Bénéficiaires d’un long usage qui suffirait à les accréditer, ces quatre concepts, chacun à sa manière, expriment, au surplus, l’un ou l’autre des aspects sous lesquels se présente le mystère générateur de notre salut. En tant qu’elle comporte une délivrance, et qui ne coûte rien de moins que la vie même du libérateur, la rédemption chrétienne tient évidemment du rachat. Par comparaison avec les rites sanglants dans lesquels l’humanité cherchait la paix avec Dieu, la mort du Christ s’offrant lui-même en victime à son Père pour le fléchir en notre faveur est, sans conteste, de tous les sacrifices le plus véritable et le plus parfait. Que si, dans cet acte sacerdotal, on envisage le droit aux faveurs divines qu’il confère à son auteur ou l’hommage qu’il rend à la souveraineté de son destinataire, n’a-t-il pas tout ce qu’il faut pour apparaître sous l’angle du mérite et de la satisfaction ?

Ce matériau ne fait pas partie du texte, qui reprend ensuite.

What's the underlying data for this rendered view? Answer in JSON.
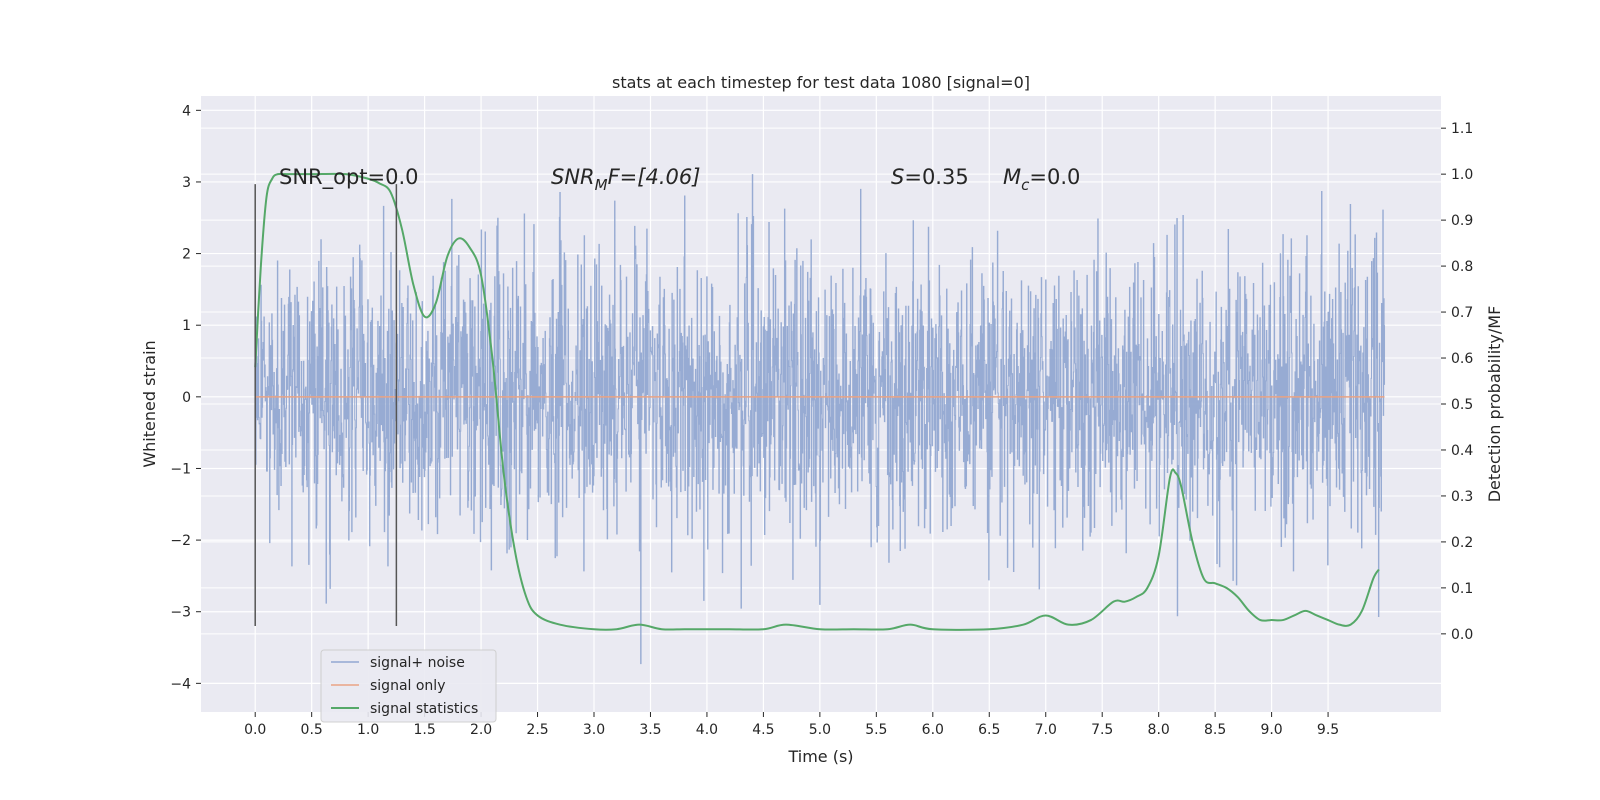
{
  "chart_data": {
    "type": "line",
    "title": "stats at each timestep for test data 1080 [signal=0]",
    "xlabel": "Time (s)",
    "ylabel": "Whitened strain",
    "y2label": "Detection probability/MF",
    "xlim": [
      -0.48,
      10.5
    ],
    "ylim": [
      -4.4,
      4.2
    ],
    "y2lim": [
      -0.17,
      1.17
    ],
    "x_ticks": [
      "0.0",
      "0.5",
      "1.0",
      "1.5",
      "2.0",
      "2.5",
      "3.0",
      "3.5",
      "4.0",
      "4.5",
      "5.0",
      "5.5",
      "6.0",
      "6.5",
      "7.0",
      "7.5",
      "8.0",
      "8.5",
      "9.0",
      "9.5"
    ],
    "y_ticks": [
      "−4",
      "−3",
      "−2",
      "−1",
      "0",
      "1",
      "2",
      "3",
      "4"
    ],
    "y2_ticks": [
      "0.0",
      "0.1",
      "0.2",
      "0.3",
      "0.4",
      "0.5",
      "0.6",
      "0.7",
      "0.8",
      "0.9",
      "1.0",
      "1.1"
    ],
    "grid": true,
    "legend_position": "lower-left",
    "series": [
      {
        "name": "signal+ noise",
        "color": "#92a8d1",
        "description_values": "dense noise, sample rate ~1000 Hz over 0–10 s, mostly within ±2, peaks to about ±3.8",
        "x_range": [
          0.0,
          10.0
        ],
        "amplitude_typical": 1.0,
        "amplitude_max": 3.8
      },
      {
        "name": "signal only",
        "color": "#e9a384",
        "x": [
          0.0,
          10.0
        ],
        "y": [
          0.0,
          0.0
        ]
      },
      {
        "name": "signal statistics",
        "color": "#55a868",
        "axis": "right",
        "x": [
          0.0,
          0.05,
          0.1,
          0.15,
          0.2,
          0.3,
          0.5,
          0.8,
          1.0,
          1.1,
          1.2,
          1.3,
          1.4,
          1.5,
          1.6,
          1.7,
          1.8,
          1.9,
          2.0,
          2.1,
          2.2,
          2.3,
          2.4,
          2.5,
          2.7,
          3.0,
          3.2,
          3.4,
          3.6,
          3.8,
          4.0,
          4.2,
          4.5,
          4.7,
          5.0,
          5.3,
          5.6,
          5.8,
          6.0,
          6.5,
          6.8,
          7.0,
          7.2,
          7.4,
          7.6,
          7.7,
          7.8,
          7.9,
          8.0,
          8.1,
          8.15,
          8.2,
          8.3,
          8.4,
          8.5,
          8.6,
          8.7,
          8.8,
          8.9,
          9.0,
          9.1,
          9.2,
          9.3,
          9.4,
          9.5,
          9.6,
          9.7,
          9.8,
          9.9,
          9.95
        ],
        "y": [
          0.58,
          0.8,
          0.95,
          0.99,
          1.0,
          1.0,
          1.0,
          1.0,
          0.99,
          0.98,
          0.96,
          0.88,
          0.76,
          0.69,
          0.72,
          0.82,
          0.86,
          0.84,
          0.78,
          0.6,
          0.35,
          0.18,
          0.08,
          0.04,
          0.02,
          0.01,
          0.01,
          0.02,
          0.01,
          0.01,
          0.01,
          0.01,
          0.01,
          0.02,
          0.01,
          0.01,
          0.01,
          0.02,
          0.01,
          0.01,
          0.02,
          0.04,
          0.02,
          0.03,
          0.07,
          0.07,
          0.08,
          0.1,
          0.17,
          0.34,
          0.35,
          0.32,
          0.2,
          0.12,
          0.11,
          0.1,
          0.08,
          0.05,
          0.03,
          0.03,
          0.03,
          0.04,
          0.05,
          0.04,
          0.03,
          0.02,
          0.02,
          0.05,
          0.12,
          0.14
        ]
      }
    ],
    "vertical_lines": [
      0.0,
      1.25
    ],
    "annotations": {
      "snr_opt": "SNR_opt=0.0",
      "snr_mf_main": "SNR",
      "snr_mf_sub": "M",
      "snr_mf_rest": "F=[4.06]",
      "s_main": "S",
      "s_rest": "=0.35",
      "mc_main": "M",
      "mc_sub": "c",
      "mc_rest": "=0.0"
    }
  },
  "colors": {
    "plot_background": "#eaeaf2",
    "grid": "#ffffff",
    "text": "#262626",
    "vline": "#555555"
  }
}
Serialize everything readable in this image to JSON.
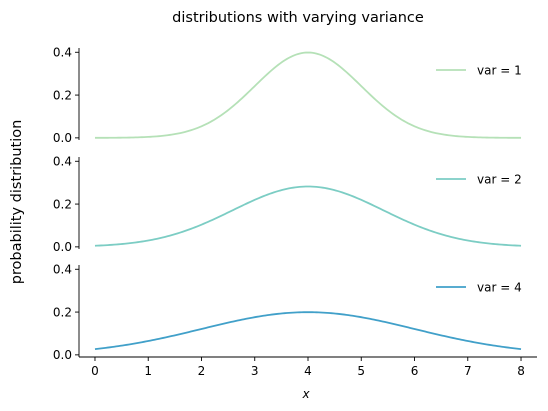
{
  "chart_data": {
    "type": "line",
    "title": "distributions with varying variance",
    "ylabel": "probability distribution",
    "xlabel": "x",
    "xlim": [
      -0.3,
      8.3
    ],
    "xticks": [
      "0",
      "1",
      "2",
      "3",
      "4",
      "5",
      "6",
      "7",
      "8"
    ],
    "grid": false,
    "legend_position": "right",
    "panels": [
      {
        "ylim": [
          -0.01,
          0.42
        ],
        "yticks": [
          "0.0",
          "0.2",
          "0.4"
        ],
        "series": [
          {
            "name": "var = 1",
            "color": "#b5e1b7",
            "x": [
              0,
              0.5,
              1,
              1.5,
              2,
              2.5,
              3,
              3.5,
              4,
              4.5,
              5,
              5.5,
              6,
              6.5,
              7,
              7.5,
              8
            ],
            "y": [
              0.0001,
              0.0009,
              0.0044,
              0.0175,
              0.054,
              0.1295,
              0.242,
              0.3521,
              0.3989,
              0.3521,
              0.242,
              0.1295,
              0.054,
              0.0175,
              0.0044,
              0.0009,
              0.0001
            ]
          }
        ]
      },
      {
        "ylim": [
          -0.01,
          0.42
        ],
        "yticks": [
          "0.0",
          "0.2",
          "0.4"
        ],
        "series": [
          {
            "name": "var = 2",
            "color": "#7ccdc4",
            "x": [
              0,
              0.5,
              1,
              1.5,
              2,
              2.5,
              3,
              3.5,
              4,
              4.5,
              5,
              5.5,
              6,
              6.5,
              7,
              7.5,
              8
            ],
            "y": [
              0.0052,
              0.0131,
              0.0297,
              0.0593,
              0.1038,
              0.1599,
              0.2197,
              0.2645,
              0.2821,
              0.2645,
              0.2197,
              0.1599,
              0.1038,
              0.0593,
              0.0297,
              0.0131,
              0.0052
            ]
          }
        ]
      },
      {
        "ylim": [
          -0.01,
          0.42
        ],
        "yticks": [
          "0.0",
          "0.2",
          "0.4"
        ],
        "series": [
          {
            "name": "var = 4",
            "color": "#41a0c9",
            "x": [
              0,
              0.5,
              1,
              1.5,
              2,
              2.5,
              3,
              3.5,
              4,
              4.5,
              5,
              5.5,
              6,
              6.5,
              7,
              7.5,
              8
            ],
            "y": [
              0.027,
              0.0432,
              0.0648,
              0.0911,
              0.121,
              0.1506,
              0.176,
              0.1933,
              0.1995,
              0.1933,
              0.176,
              0.1506,
              0.121,
              0.0911,
              0.0648,
              0.0432,
              0.027
            ]
          }
        ]
      }
    ]
  }
}
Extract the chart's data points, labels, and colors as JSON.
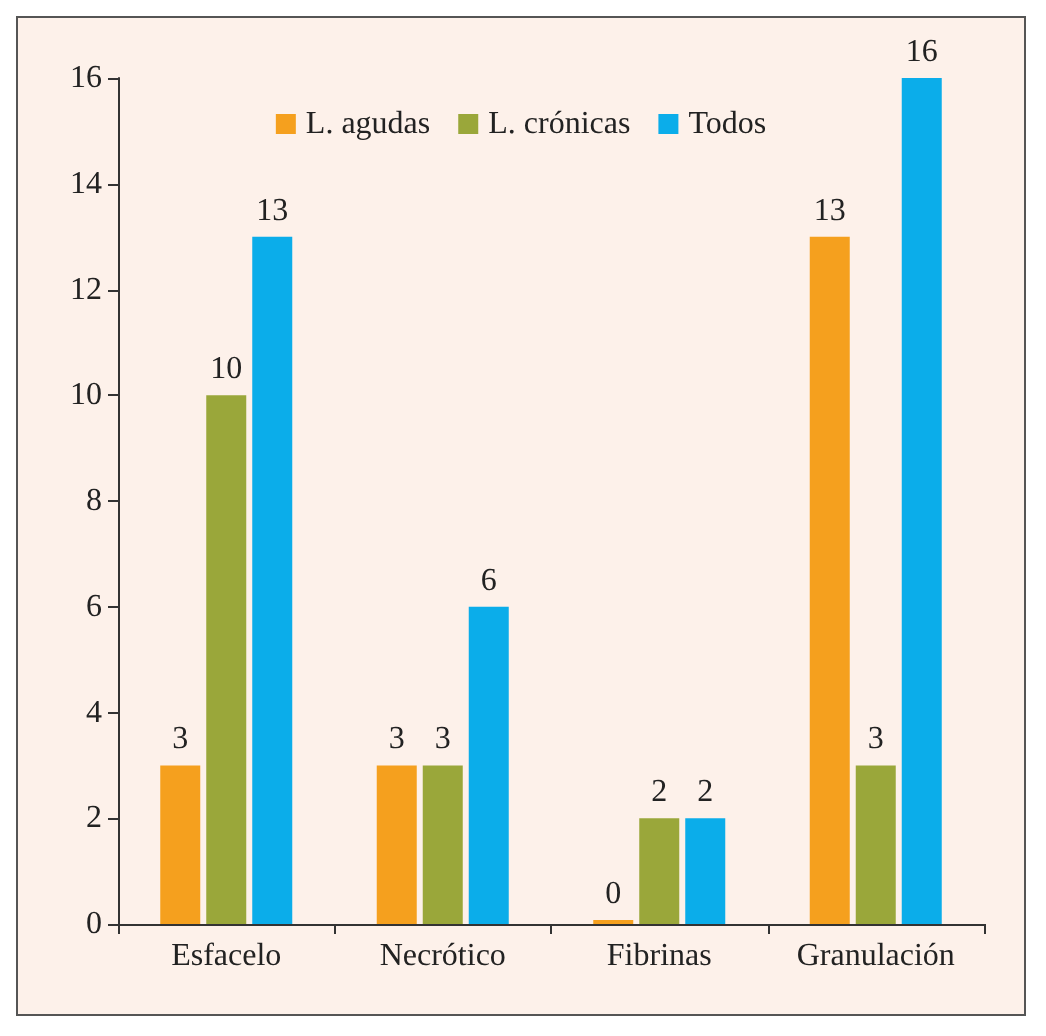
{
  "chart_data": {
    "type": "bar",
    "categories": [
      "Esfacelo",
      "Necrótico",
      "Fibrinas",
      "Granulación"
    ],
    "series": [
      {
        "name": "L. agudas",
        "color": "#f5a01e",
        "values": [
          3,
          3,
          0,
          13
        ]
      },
      {
        "name": "L. crónicas",
        "color": "#9aa73a",
        "values": [
          10,
          3,
          2,
          3
        ]
      },
      {
        "name": "Todos",
        "color": "#0badea",
        "values": [
          13,
          6,
          2,
          16
        ]
      }
    ],
    "ylim": [
      0,
      16
    ],
    "yticks": [
      0,
      2,
      4,
      6,
      8,
      10,
      12,
      14,
      16
    ],
    "grid": false,
    "legend": "top",
    "data_labels": true
  }
}
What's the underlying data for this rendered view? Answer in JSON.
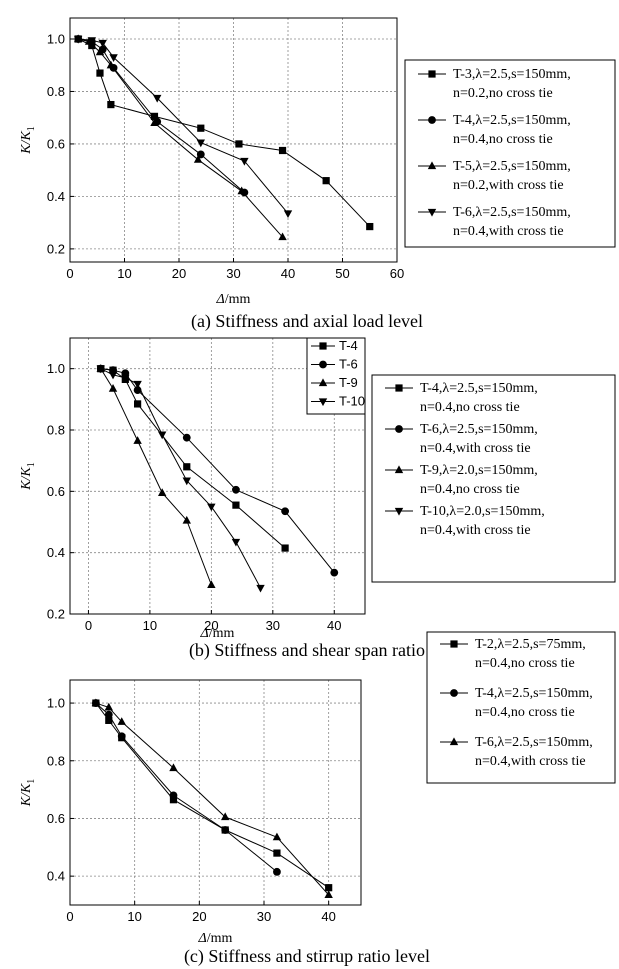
{
  "chart_data": [
    {
      "type": "line",
      "caption": "(a) Stiffness and axial load level",
      "xlabel": "Δ/mm",
      "ylabel": "K/K1",
      "xlim": [
        0,
        60
      ],
      "ylim": [
        0.15,
        1.08
      ],
      "xticks": [
        0,
        10,
        20,
        30,
        40,
        50,
        60
      ],
      "yticks": [
        0.2,
        0.4,
        0.6,
        0.8,
        1.0
      ],
      "grid": true,
      "legend_position": "right-outside",
      "series": [
        {
          "name": "T-3",
          "legend_line1": "T-3,λ=2.5,s=150mm,",
          "legend_line2": "n=0.2,no cross tie",
          "marker": "square",
          "x": [
            1.5,
            4,
            5.5,
            7.5,
            15.5,
            24,
            31,
            39,
            47,
            55
          ],
          "y": [
            1.0,
            0.975,
            0.87,
            0.75,
            0.705,
            0.66,
            0.6,
            0.575,
            0.46,
            0.285
          ]
        },
        {
          "name": "T-4",
          "legend_line1": "T-4,λ=2.5,s=150mm,",
          "legend_line2": "n=0.4,no cross tie",
          "marker": "circle",
          "x": [
            1.5,
            4,
            6,
            8,
            16,
            24,
            32
          ],
          "y": [
            1.0,
            0.99,
            0.96,
            0.89,
            0.685,
            0.56,
            0.415
          ]
        },
        {
          "name": "T-5",
          "legend_line1": "T-5,λ=2.5,s=150mm,",
          "legend_line2": "n=0.2,with cross tie",
          "marker": "triangle-up",
          "x": [
            1.5,
            3.5,
            5.5,
            7.5,
            15.5,
            23.5,
            31.5,
            39
          ],
          "y": [
            1.0,
            0.99,
            0.95,
            0.9,
            0.68,
            0.54,
            0.42,
            0.245
          ]
        },
        {
          "name": "T-6",
          "legend_line1": "T-6,λ=2.5,s=150mm,",
          "legend_line2": "n=0.4,with cross tie",
          "marker": "triangle-down",
          "x": [
            1.5,
            4,
            6,
            8,
            16,
            24,
            32,
            40
          ],
          "y": [
            1.0,
            0.995,
            0.985,
            0.93,
            0.775,
            0.605,
            0.535,
            0.335
          ]
        }
      ]
    },
    {
      "type": "line",
      "caption": "(b) Stiffness and shear span ratio",
      "xlabel": "Δ/mm",
      "ylabel": "K/K1",
      "xlim": [
        -3,
        45
      ],
      "ylim": [
        0.2,
        1.1
      ],
      "xticks": [
        0,
        10,
        20,
        30,
        40
      ],
      "yticks": [
        0.2,
        0.4,
        0.6,
        0.8,
        1.0
      ],
      "grid": true,
      "legend_position": "top-right-inside and right-outside",
      "series": [
        {
          "name": "T-4",
          "legend_line1": "T-4,λ=2.5,s=150mm,",
          "legend_line2": "n=0.4,no cross tie",
          "marker": "square",
          "x": [
            2,
            4,
            6,
            8,
            16,
            24,
            32
          ],
          "y": [
            1.0,
            0.995,
            0.965,
            0.885,
            0.68,
            0.555,
            0.415
          ]
        },
        {
          "name": "T-6",
          "legend_line1": "T-6,λ=2.5,s=150mm,",
          "legend_line2": "n=0.4,with cross tie",
          "marker": "circle",
          "x": [
            2,
            4,
            6,
            8,
            16,
            24,
            32,
            40
          ],
          "y": [
            1.0,
            0.995,
            0.985,
            0.93,
            0.775,
            0.605,
            0.535,
            0.335
          ]
        },
        {
          "name": "T-9",
          "legend_line1": "T-9,λ=2.0,s=150mm,",
          "legend_line2": "n=0.4,no cross tie",
          "marker": "triangle-up",
          "x": [
            2,
            4,
            8,
            12,
            16,
            20
          ],
          "y": [
            1.0,
            0.935,
            0.765,
            0.595,
            0.505,
            0.295
          ]
        },
        {
          "name": "T-10",
          "legend_line1": "T-10,λ=2.0,s=150mm,",
          "legend_line2": "n=0.4,with cross tie",
          "marker": "triangle-down",
          "x": [
            2,
            4,
            6,
            8,
            12,
            16,
            20,
            24,
            28
          ],
          "y": [
            1.0,
            0.98,
            0.97,
            0.95,
            0.785,
            0.635,
            0.55,
            0.435,
            0.285
          ]
        }
      ]
    },
    {
      "type": "line",
      "caption": "(c) Stiffness and stirrup ratio level",
      "xlabel": "Δ/mm",
      "ylabel": "K/K1",
      "xlim": [
        0,
        45
      ],
      "ylim": [
        0.3,
        1.08
      ],
      "xticks": [
        0,
        10,
        20,
        30,
        40
      ],
      "yticks": [
        0.4,
        0.6,
        0.8,
        1.0
      ],
      "grid": true,
      "legend_position": "right-outside",
      "series": [
        {
          "name": "T-2",
          "legend_line1": "T-2,λ=2.5,s=75mm,",
          "legend_line2": "n=0.4,no cross tie",
          "marker": "square",
          "x": [
            4,
            6,
            8,
            16,
            24,
            32,
            40
          ],
          "y": [
            1.0,
            0.94,
            0.88,
            0.665,
            0.56,
            0.48,
            0.36
          ]
        },
        {
          "name": "T-4",
          "legend_line1": "T-4,λ=2.5,s=150mm,",
          "legend_line2": "n=0.4,no cross tie",
          "marker": "circle",
          "x": [
            4,
            6,
            8,
            16,
            24,
            32
          ],
          "y": [
            1.0,
            0.96,
            0.885,
            0.68,
            0.56,
            0.415
          ]
        },
        {
          "name": "T-6",
          "legend_line1": "T-6,λ=2.5,s=150mm,",
          "legend_line2": "n=0.4,with cross tie",
          "marker": "triangle-up",
          "x": [
            4,
            6,
            8,
            16,
            24,
            32,
            40
          ],
          "y": [
            1.0,
            0.985,
            0.935,
            0.775,
            0.605,
            0.535,
            0.335
          ]
        }
      ]
    }
  ]
}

Justement chères à nos théologiens comme un bien de famille, toutes ces analyses peuvent être conduites en fait avec plus ou moins de linesse et de bonheur : il n’est pas douteux qu’elles n’aient un fundamentum in re.

3. Valeur.

Encore ne faut-il pas attendre de ces

notions et du cadre qui les rapproche plus qu’ils ne peuvent donner.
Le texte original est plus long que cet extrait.